Dito tudo isso, sinto que devo alguma coisa ao autor e ao livro que, de forma alguma é um livro ruim. Vejo em Demian um livro que questiona o pensamento comum a todos, que segue os passos de um jovem durante seu caminho pelo conhecimento de si, pela formação da personalidade. As extrapolações que por ventura Hesse possa ter cometido (ou não, isso vai depender, como sempre, do leitor, ser magnífico e que dá o significado; sou um leitor ingrato) fazem parte de um estilo, gostemos ou não dele e reconheço a talvez estúpida comparação entre Demian e Dom Casmurro, visto que cada livro tem sua estética, sua função. Talvez eu tenha lido Demian tarde demais, quando o espírito antes fresco já encontra-se frio e ressecado demais para receber o tipo de história que Hesse tenta me contar. Quem sabe, talvez eu não tenha entendido nada, afinal... O que sei é que muita gente cuja voz eu respeito tem grande apreço por este livro e não é pela minha infame opinião que ele deve perder seu valor, nem mesmo para mim.




Extra! Extra!

*Destruição Criadora e os Dualismos

“A ave sai do ovo. O ovo é o mundo. Quem quiser nascer tem que destruir um mundo. A ave voa para Deus. E o deus se chama Abraxas.” 
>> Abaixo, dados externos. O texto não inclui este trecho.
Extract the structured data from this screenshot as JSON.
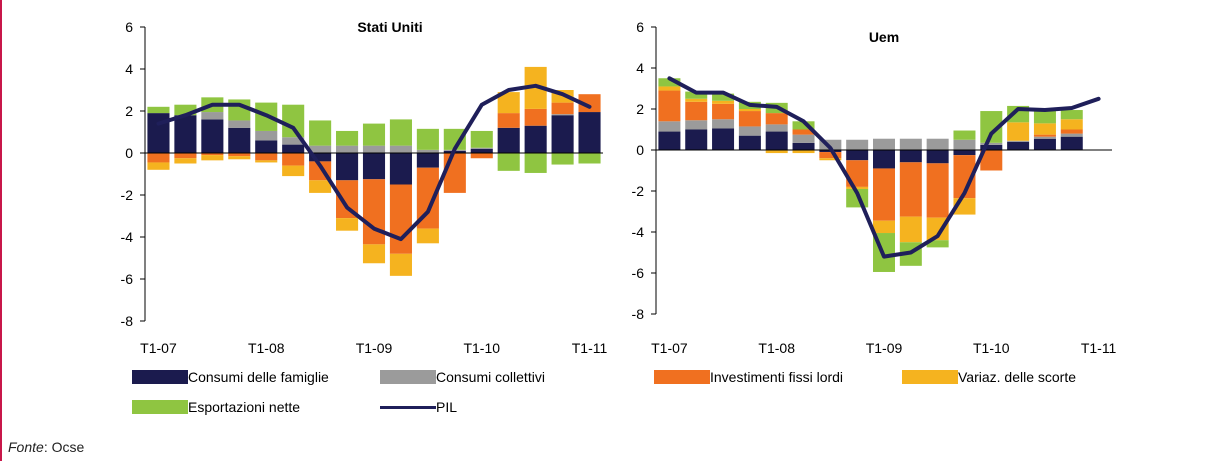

Terminei a resenha e esqueci de colocar este trecho importantíssimo para o livro, o que é absurdo, já que a ave está presente na capa e representa a linha de raciocínio que conduz a formação do jovem Sinclair: do questionamento dos valores dados à liberdade para poder voar para si mesmo (ou para Abraxas). A destruição, para Hermann Hesse, é necessária para a criação do novo ou para a liberdade. Talvez seja por aí que se anunciaria a nova era que profetiza Demian, através da destruição do mundo com a grande guerra.
É claro que o mundo não deveria ser a Europa (como eu sou chato!), mas a gente releva esse tipo de coisa. No meu livro, no entanto, isso demonstra a incompatibilidade de coexistência entre velho e novo... mais dicotomia e eu acho dicotomia um porre.

Aproveitando o espaço, queria fazer um adendo sobre a questão de gênero e sexualidade. Isso é, caso aceitemos minha tese furada de que todos os personagens são Sinclair, a dicotomia homem-mulher e a homo-heterossexual (como vi num comentário, fuçando a internet - e não se preocupem, não achei ninguem falando mal do livro, só o idiota aqui) são talvez as únicas tratadas com certa ausência de contraste. Elas se misturam, sendo que tanto a tríade principal de personagens: Sinclair, Demian e Eva quanto provavelmente Abraxas, são andróginos (o que é fantástico!). Apesar disso, Sinclair não demonstra desejos sexuais por Demian, não explicitamente pelo menos, mas o faz com Eva. O que é engraçado, visto que durante quase todo o livro, a obsessão de Sinclair foi o rapaz pouco mais velho que ele e que dá nome ao livro. Bom... a Demian fica delegada a posição de "guru" ou "guia espiritual", separado do amor carnal. Mas Hesse não me engana, Sinclair joga dos dois lados.